6. Protecting Routes with Authentication
After login, we want to restrict access to certain pages.
Create an Authentication Service
app.factory('AuthService', function() {
return {
isAuthenticated: function() {
return !!localStorage.getItem('authToken');
}
};
});
Redirect Unauthorized Users
app.run(function($rootScope, $state, AuthService) {
$rootScope.$on('$stateChangeStart', function(event, toState) {
if (toState.authRequired && !AuthService.isAuthenticated()) {
event.preventDefault();
$state.go('login'); // Redirect to login if not authenticated
}
});
});
Secure Routes Example
app.config(function($stateProvider) {
$stateProvider
.state('dashboard', {
url: '/dashboard',
templateUrl: 'dashboard.html',
authRequired: true // Secure this route
})
.state('login', {
url: '/login',
templateUrl: 'login.html'
});
});
Why?
✔ Users must be logged in to access dashboard.html.
✔ Unauthorized users are redirected to the login page.
7. Logout & Clearing Authentication Tokens
Logout Function
$scope.logout = function() {
localStorage.removeItem('authToken');
$state.go('login');
};
Logout Button in HTML
htmlCopyEdit<button ng-click="logout()">Logout</button>
What Happens?
✔ Token is removed from localStorage.
✔ User is redirected to the login page.
8. Making Authenticated API Calls
Once logged in, send the OAuth token with API requests.
Interceptor to Attach Token to API Calls
app.factory('AuthInterceptor', function($q) {
return {
request: function(config) {
var token = localStorage.getItem('authToken');
if (token) {
config.headers.Authorization = 'Bearer ' + token;
}
return config;
}
};
});
app.config(function($httpProvider) {
$httpProvider.interceptors.push('AuthInterceptor');
});
Example API Call
$http.get('/api/user/profile')
.then(function(response) {
console.log("User Profile:", response.data);
})
.catch(function(error) {
console.error("Error fetching profile:", error);
});
Benefits:
✔ Automatically sends the token with every request.
✔ No need to manually add headers every time.
9. Handling Token Expiry & Refreshing Tokens
OAuth tokens expire after some time.
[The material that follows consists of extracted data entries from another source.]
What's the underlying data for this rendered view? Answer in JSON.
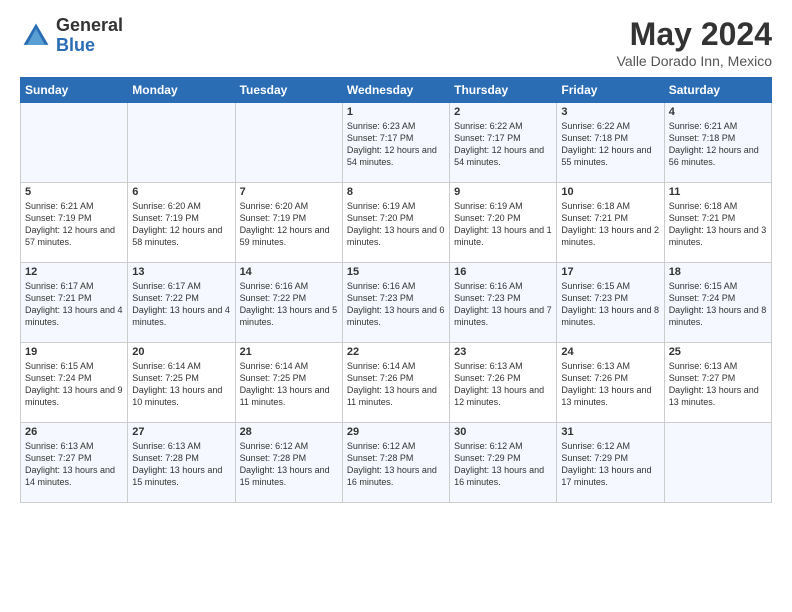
{
  "logo": {
    "general": "General",
    "blue": "Blue"
  },
  "title": "May 2024",
  "subtitle": "Valle Dorado Inn, Mexico",
  "days_header": [
    "Sunday",
    "Monday",
    "Tuesday",
    "Wednesday",
    "Thursday",
    "Friday",
    "Saturday"
  ],
  "weeks": [
    [
      {
        "num": "",
        "sunrise": "",
        "sunset": "",
        "daylight": ""
      },
      {
        "num": "",
        "sunrise": "",
        "sunset": "",
        "daylight": ""
      },
      {
        "num": "",
        "sunrise": "",
        "sunset": "",
        "daylight": ""
      },
      {
        "num": "1",
        "sunrise": "Sunrise: 6:23 AM",
        "sunset": "Sunset: 7:17 PM",
        "daylight": "Daylight: 12 hours and 54 minutes."
      },
      {
        "num": "2",
        "sunrise": "Sunrise: 6:22 AM",
        "sunset": "Sunset: 7:17 PM",
        "daylight": "Daylight: 12 hours and 54 minutes."
      },
      {
        "num": "3",
        "sunrise": "Sunrise: 6:22 AM",
        "sunset": "Sunset: 7:18 PM",
        "daylight": "Daylight: 12 hours and 55 minutes."
      },
      {
        "num": "4",
        "sunrise": "Sunrise: 6:21 AM",
        "sunset": "Sunset: 7:18 PM",
        "daylight": "Daylight: 12 hours and 56 minutes."
      }
    ],
    [
      {
        "num": "5",
        "sunrise": "Sunrise: 6:21 AM",
        "sunset": "Sunset: 7:19 PM",
        "daylight": "Daylight: 12 hours and 57 minutes."
      },
      {
        "num": "6",
        "sunrise": "Sunrise: 6:20 AM",
        "sunset": "Sunset: 7:19 PM",
        "daylight": "Daylight: 12 hours and 58 minutes."
      },
      {
        "num": "7",
        "sunrise": "Sunrise: 6:20 AM",
        "sunset": "Sunset: 7:19 PM",
        "daylight": "Daylight: 12 hours and 59 minutes."
      },
      {
        "num": "8",
        "sunrise": "Sunrise: 6:19 AM",
        "sunset": "Sunset: 7:20 PM",
        "daylight": "Daylight: 13 hours and 0 minutes."
      },
      {
        "num": "9",
        "sunrise": "Sunrise: 6:19 AM",
        "sunset": "Sunset: 7:20 PM",
        "daylight": "Daylight: 13 hours and 1 minute."
      },
      {
        "num": "10",
        "sunrise": "Sunrise: 6:18 AM",
        "sunset": "Sunset: 7:21 PM",
        "daylight": "Daylight: 13 hours and 2 minutes."
      },
      {
        "num": "11",
        "sunrise": "Sunrise: 6:18 AM",
        "sunset": "Sunset: 7:21 PM",
        "daylight": "Daylight: 13 hours and 3 minutes."
      }
    ],
    [
      {
        "num": "12",
        "sunrise": "Sunrise: 6:17 AM",
        "sunset": "Sunset: 7:21 PM",
        "daylight": "Daylight: 13 hours and 4 minutes."
      },
      {
        "num": "13",
        "sunrise": "Sunrise: 6:17 AM",
        "sunset": "Sunset: 7:22 PM",
        "daylight": "Daylight: 13 hours and 4 minutes."
      },
      {
        "num": "14",
        "sunrise": "Sunrise: 6:16 AM",
        "sunset": "Sunset: 7:22 PM",
        "daylight": "Daylight: 13 hours and 5 minutes."
      },
      {
        "num": "15",
        "sunrise": "Sunrise: 6:16 AM",
        "sunset": "Sunset: 7:23 PM",
        "daylight": "Daylight: 13 hours and 6 minutes."
      },
      {
        "num": "16",
        "sunrise": "Sunrise: 6:16 AM",
        "sunset": "Sunset: 7:23 PM",
        "daylight": "Daylight: 13 hours and 7 minutes."
      },
      {
        "num": "17",
        "sunrise": "Sunrise: 6:15 AM",
        "sunset": "Sunset: 7:23 PM",
        "daylight": "Daylight: 13 hours and 8 minutes."
      },
      {
        "num": "18",
        "sunrise": "Sunrise: 6:15 AM",
        "sunset": "Sunset: 7:24 PM",
        "daylight": "Daylight: 13 hours and 8 minutes."
      }
    ],
    [
      {
        "num": "19",
        "sunrise": "Sunrise: 6:15 AM",
        "sunset": "Sunset: 7:24 PM",
        "daylight": "Daylight: 13 hours and 9 minutes."
      },
      {
        "num": "20",
        "sunrise": "Sunrise: 6:14 AM",
        "sunset": "Sunset: 7:25 PM",
        "daylight": "Daylight: 13 hours and 10 minutes."
      },
      {
        "num": "21",
        "sunrise": "Sunrise: 6:14 AM",
        "sunset": "Sunset: 7:25 PM",
        "daylight": "Daylight: 13 hours and 11 minutes."
      },
      {
        "num": "22",
        "sunrise": "Sunrise: 6:14 AM",
        "sunset": "Sunset: 7:26 PM",
        "daylight": "Daylight: 13 hours and 11 minutes."
      },
      {
        "num": "23",
        "sunrise": "Sunrise: 6:13 AM",
        "sunset": "Sunset: 7:26 PM",
        "daylight": "Daylight: 13 hours and 12 minutes."
      },
      {
        "num": "24",
        "sunrise": "Sunrise: 6:13 AM",
        "sunset": "Sunset: 7:26 PM",
        "daylight": "Daylight: 13 hours and 13 minutes."
      },
      {
        "num": "25",
        "sunrise": "Sunrise: 6:13 AM",
        "sunset": "Sunset: 7:27 PM",
        "daylight": "Daylight: 13 hours and 13 minutes."
      }
    ],
    [
      {
        "num": "26",
        "sunrise": "Sunrise: 6:13 AM",
        "sunset": "Sunset: 7:27 PM",
        "daylight": "Daylight: 13 hours and 14 minutes."
      },
      {
        "num": "27",
        "sunrise": "Sunrise: 6:13 AM",
        "sunset": "Sunset: 7:28 PM",
        "daylight": "Daylight: 13 hours and 15 minutes."
      },
      {
        "num": "28",
        "sunrise": "Sunrise: 6:12 AM",
        "sunset": "Sunset: 7:28 PM",
        "daylight": "Daylight: 13 hours and 15 minutes."
      },
      {
        "num": "29",
        "sunrise": "Sunrise: 6:12 AM",
        "sunset": "Sunset: 7:28 PM",
        "daylight": "Daylight: 13 hours and 16 minutes."
      },
      {
        "num": "30",
        "sunrise": "Sunrise: 6:12 AM",
        "sunset": "Sunset: 7:29 PM",
        "daylight": "Daylight: 13 hours and 16 minutes."
      },
      {
        "num": "31",
        "sunrise": "Sunrise: 6:12 AM",
        "sunset": "Sunset: 7:29 PM",
        "daylight": "Daylight: 13 hours and 17 minutes."
      },
      {
        "num": "",
        "sunrise": "",
        "sunset": "",
        "daylight": ""
      }
    ]
  ]
}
To refresh the token:
- Send a refresh token request to the server
- Store the new token in
localStorage - Replace the expired token with the new one
Interceptor for Auto-Refreshing Token
app.factory('TokenRefreshInterceptor', function($q, $http) {
return {
responseError: function(response) {
if (response.status === 401) {
return $http.post('/api/auth/refresh', { refreshToken: localStorage.getItem('refreshToken') })
.then(function(res) {
localStorage.setItem('authToken', res.data.accessToken);
response.config.headers.Authorization = 'Bearer ' + res.data.accessToken;
return $http(response.config);
});
}
return $q.reject(response);
}
};
});
app.config(function($httpProvider) {
$httpProvider.interceptors.push('TokenRefreshInterceptor');
});
Why?
✔ Automatically refreshes expired tokens.
✔ Prevents users from being logged out unexpectedly.